= Wendy Campbell-Purdie =

New Zealand tree planter (1925–1985)

Wendy Campbell-Purdie (1925 – 1985) was a New Zealand tree-planter who worked with a British timber firm in Corsica. She became an international tree-planting leader and she advocated for an awareness of the value of trees. She believed that by planting trees in desert areas, one could halt the spread of the desert, make topsoil and provide food for both people and livestock. She also hoped to create microclimates that would make rain more likely.

== Biography ==
She was born around 1925 in New Zealand, the daughter of farmers. When travel became easier after the Second World War she set off on a traditional grand tour. Her love of trees began in Corsica where she worked for a logging company for five years.

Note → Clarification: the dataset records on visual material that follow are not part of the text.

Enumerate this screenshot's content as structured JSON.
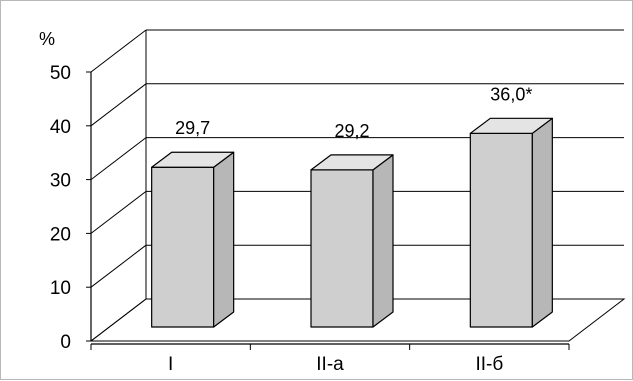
{
  "chart_data": {
    "type": "bar",
    "categories": [
      "I",
      "II-a",
      "II-б"
    ],
    "values": [
      29.7,
      29.2,
      36.0
    ],
    "data_labels": [
      "29,7",
      "29,2",
      "36,0*"
    ],
    "ylabel": "%",
    "ylim": [
      0,
      50
    ],
    "yticks": [
      0,
      10,
      20,
      30,
      40,
      50
    ],
    "ytick_labels": [
      "0",
      "10",
      "20",
      "30",
      "40",
      "50"
    ],
    "grid": true,
    "style": "3d",
    "colors": {
      "bar_front": "#cfcfcf",
      "bar_top": "#e4e4e4",
      "bar_side": "#b7b7b7",
      "axes": "#000000",
      "grid": "#000000"
    }
  }
}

In Hampshire, England, she called upon the tree expert Richard St. Barbe Baker in 1960, and learned about his idea that green wall agriculture could tame the desert. Campbell-Purdie went to a desert in Tiznit, Morocco, in 1964, and created an oasis with 2,000 trees that she planted. After Algerian Independence, Campbell-Purdie travelled to Algeria, where she was given a 100 hectare plot which had once been a French military dump covered in sheet metal and which received much of the town's waste water. Campbell-Purdie successfully planted 1,000 seedlings and one year later, 800 were still alive. Within four years, some were 12 feet high and she found grain growing among them. The Algerian government subsequently offered help and Campbell-Purdie ended up planting 130,000 trees in and around Bou Saada, Algeria under the aegis of the Algerian Red Crescent.

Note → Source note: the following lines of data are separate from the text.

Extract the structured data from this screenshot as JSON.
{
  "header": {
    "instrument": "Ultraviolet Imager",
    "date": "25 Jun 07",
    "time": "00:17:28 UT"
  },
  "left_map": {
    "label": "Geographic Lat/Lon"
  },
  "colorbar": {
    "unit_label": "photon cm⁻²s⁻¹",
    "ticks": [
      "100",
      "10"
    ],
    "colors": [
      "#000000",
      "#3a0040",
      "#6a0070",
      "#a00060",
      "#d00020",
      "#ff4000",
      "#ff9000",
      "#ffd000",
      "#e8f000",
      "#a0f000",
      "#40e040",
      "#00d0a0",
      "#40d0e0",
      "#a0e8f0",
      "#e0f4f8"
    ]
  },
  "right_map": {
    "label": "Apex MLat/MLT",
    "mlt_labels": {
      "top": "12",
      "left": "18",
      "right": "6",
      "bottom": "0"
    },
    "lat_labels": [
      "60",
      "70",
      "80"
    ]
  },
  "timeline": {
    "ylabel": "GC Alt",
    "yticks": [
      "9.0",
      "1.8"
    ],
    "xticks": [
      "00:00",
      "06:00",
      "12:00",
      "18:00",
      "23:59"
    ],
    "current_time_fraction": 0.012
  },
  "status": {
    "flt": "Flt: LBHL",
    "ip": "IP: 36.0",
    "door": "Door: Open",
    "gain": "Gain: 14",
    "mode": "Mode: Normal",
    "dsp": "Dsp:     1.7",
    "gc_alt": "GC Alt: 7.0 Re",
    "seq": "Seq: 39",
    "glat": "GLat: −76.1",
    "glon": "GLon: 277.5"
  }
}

Campbell-Purdie formed the Bou Saada Trust to raise funds to support her "war against the Sahara." Her successes inspired the Algerian government to plant a 12-meter-wide wall of trees from border-to-border across that country.

She left Algeria in 1970, when her health broke down. She appeared as herself on the television game show "To Tell the Truth" in 1973.

Campbell-Purdie died in Athens, Greece, on 20 January 1985, aged 59.

== Publication ==

- Campbell-Purdie, Wendy, Fenner Brockway, Iris Murdoch, and John Boyd Orr Boyd-Orr. "Woman against the desert." (1967).